Next chief executive Lord Wolfson has urged the government to allow in more workers from abroad to fill UK job vacancies.

Lord Wolfson

Lord Wolfson said the current Brexit policy was ‘definitely not the Brexit that I wanted’

UK immigration policy is crippling economic growth, Wolfson told the BBC. He said the government must decide whether the UK should be an open, free-trading nation or become “fortress Britain” as labour shortages undermine the economy.

Wolfson argued businesses should pay a tax to employ workers from overseas, which would encourage them to hire from the UK first.

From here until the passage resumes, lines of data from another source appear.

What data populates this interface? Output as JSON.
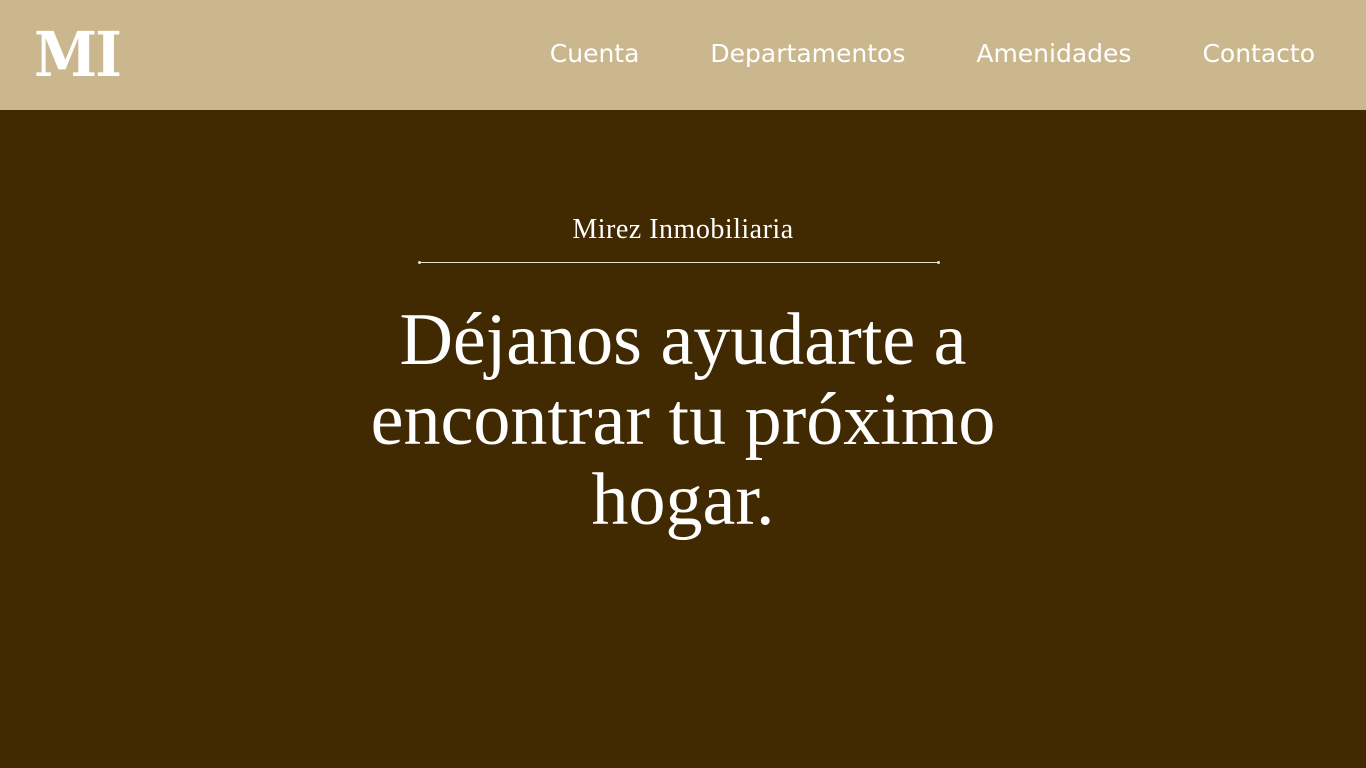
{
  "header": {
    "logo": "MI",
    "nav": [
      {
        "label": "Cuenta"
      },
      {
        "label": "Departamentos"
      },
      {
        "label": "Amenidades"
      },
      {
        "label": "Contacto"
      }
    ]
  },
  "hero": {
    "brand": "Mirez Inmobiliaria",
    "headline": "Déjanos ayudarte a encontrar tu próximo hogar."
  },
  "colors": {
    "header_bg": "#cab78e",
    "page_bg": "#412a02",
    "text": "#ffffff"
  }
}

Wolfson was a supporter of Brexit but said: “I think in respect of immigration, it’s definitely not the Brexit that I wanted or that many of the people who voted Brexit wanted.”

He maintained that immigration should be controlled “where it’s damaging to society” but urged: “Let people in who can contribute.”

He added: “We have got people queuing up to come to this country to pick crops that are rotting in fields, to work in warehouses that otherwise wouldn’t be operable, and we’re not letting them in. We have to take a different approach to economically productive migration.”

He said companies that need overseas workers could pay a 10% tax on those workers’ salaries so that only businesses that really need them would hire overseas: “It would automatically mean that businesses never bought someone into the company from outside if they could find someone in the UK. If they genuinely can’t, they’ll pay the premium,” he said.